Интернаты, пансионы, исправительные колонии, коллежи и прочие детские дома служат питательным раствором для культуры детского и подросткового стыда. Это там еще лепечущее существо, к несчастью своему, приговорено к жизни в коллективе; это там тело, во всех его интимных подробностях, отдано на всеобщее обозрение. У Поуиса воспоминания о пансионе школы в Шерборне связаны с ужасом всеобщей скученности, а точнее — со стыдом мочиться в присутствии других. Интернат, вспоминает Бурдьё, не оставляет для одиночества «ни единого закоулочка, ни единого убежища, ни единой передышки».

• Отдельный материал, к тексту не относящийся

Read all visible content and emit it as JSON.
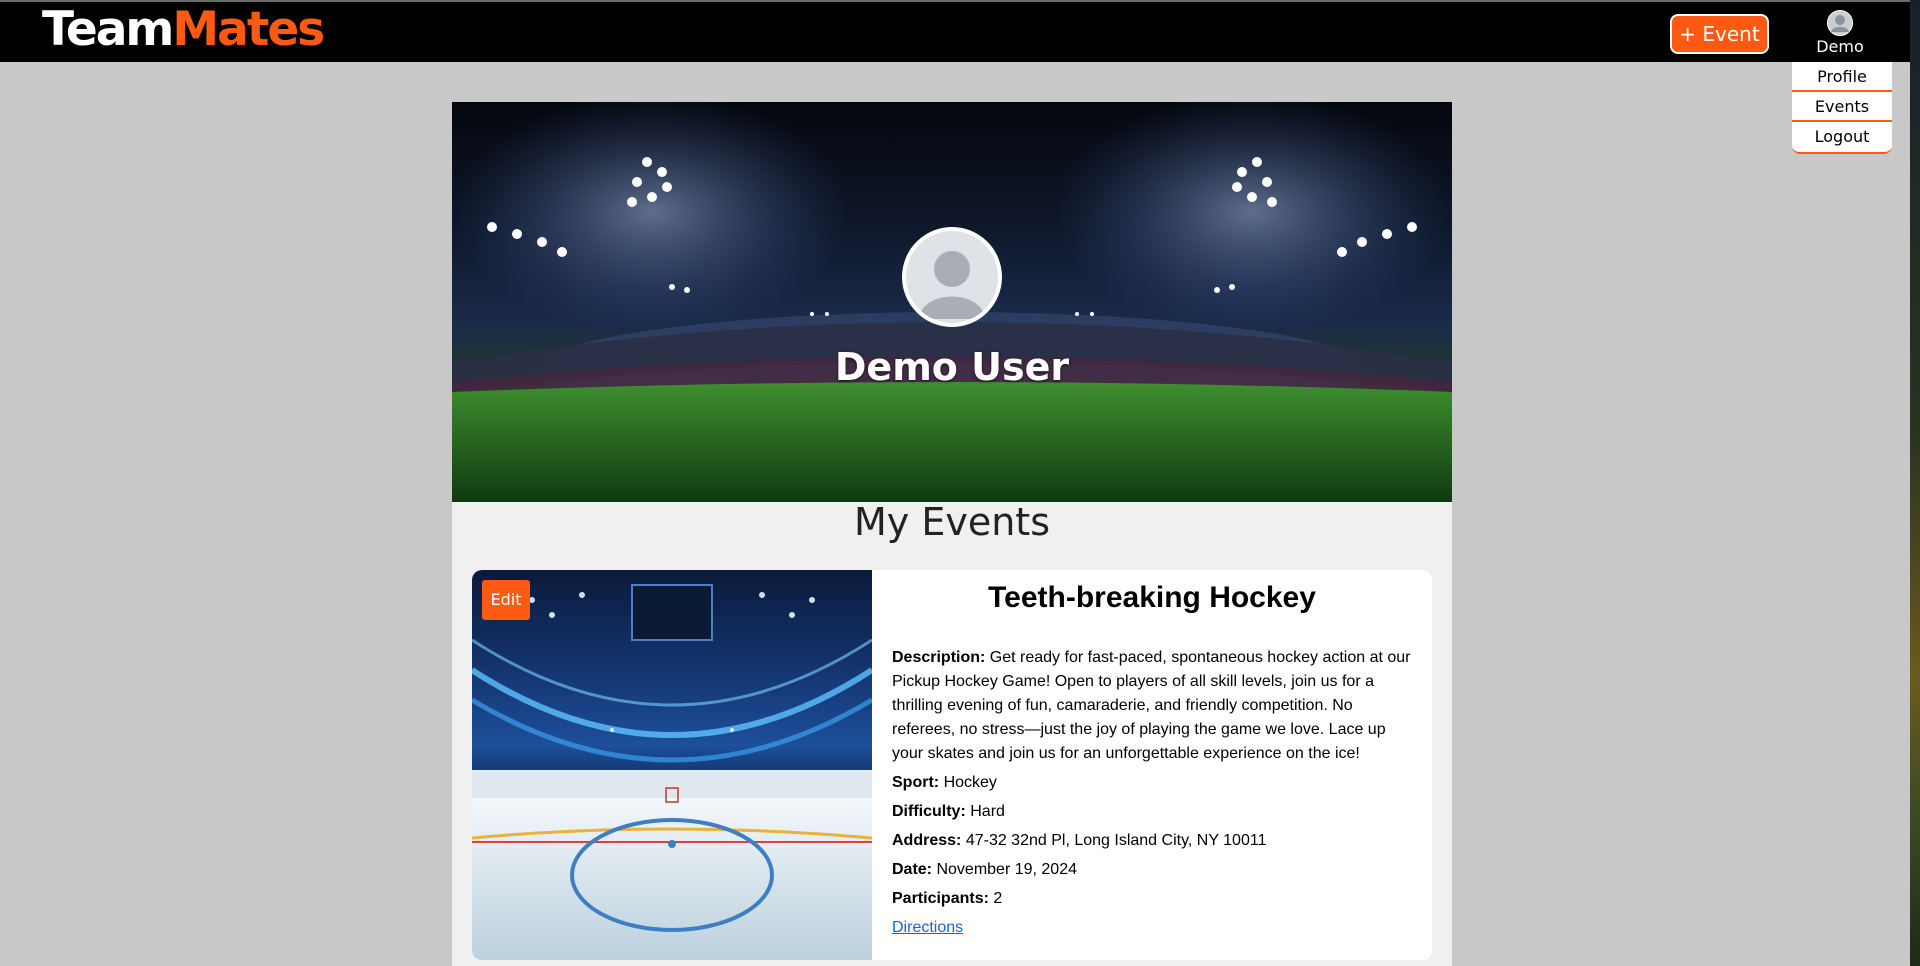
{
  "navbar": {
    "logo_part1": "Team",
    "logo_part2": "Mates",
    "add_event_label": "+ Event",
    "user_name": "Demo",
    "accent_color": "#ff5a14"
  },
  "dropdown": {
    "items": [
      {
        "label": "Profile"
      },
      {
        "label": "Events"
      },
      {
        "label": "Logout"
      }
    ]
  },
  "profile": {
    "name": "Demo User",
    "avatar_icon": "user-avatar-icon"
  },
  "events_section": {
    "title": "My Events"
  },
  "event": {
    "edit_label": "Edit",
    "title": "Teeth-breaking Hockey",
    "description_label": "Description:",
    "description": "Get ready for fast-paced, spontaneous hockey action at our Pickup Hockey Game! Open to players of all skill levels, join us for a thrilling evening of fun, camaraderie, and friendly competition. No referees, no stress—just the joy of playing the game we love. Lace up your skates and join us for an unforgettable experience on the ice!",
    "sport_label": "Sport:",
    "sport": "Hockey",
    "difficulty_label": "Difficulty:",
    "difficulty": "Hard",
    "address_label": "Address:",
    "address": "47-32 32nd Pl, Long Island City, NY 10011",
    "date_label": "Date:",
    "date": "November 19, 2024",
    "participants_label": "Participants:",
    "participants": "2",
    "directions_label": "Directions",
    "link_color": "#1a66d2"
  }
}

Вот под ферулой надзирателей маршируют, построившись и держа равнение, постыдные переживания детства, маленькие и большие. И однако, кто осмелится заявить, будто установил иерархию испытанных унижений? Возьмем фамилию, именование по фамилии: да, пустяк для одних, но для других — ужасная тягота. Выговорить свои имя и фамилию, громко произнести их вслух — это может быть настоящей пыткой. Именно так случилось с юным Альбером Мемми: «Меня зовут Мордехай-Александр Бениллуш. О, эта желчная усмешка моих товарищей! Никогда прежде я не знал, что у меня настолько смешное, настолько разоблачительное имя. В лицее я узнал об этом сразу, когда меня в первый раз вызвали к доске. С тех пор одно только упоминание моего имени, от которого у меня учащался пульс, внушало мне стыд». Александр — имя, которое дали ему родители из почтения перед Западом. Трескучее и смешное. Мордехай (в уменьшительной форме Мридах, имя дедушки, жившего в гетто, и одного знаменитого покойника) — неотменимый знак принадлежности к еврейской общине и еврейской традиции. Бениллуш, то есть Бен-Иллуш, «сын ягненка» на берберо-арабском диалекте: «Интересно, из какого горного племени вышли мои предки?» «Я навсегда останусь Александром-Мордехаем, Александром Бениллушем, туземцем в колонизованной стране, евреем в антисемитской вселенной, африканцем в мире, где торжествует Европа».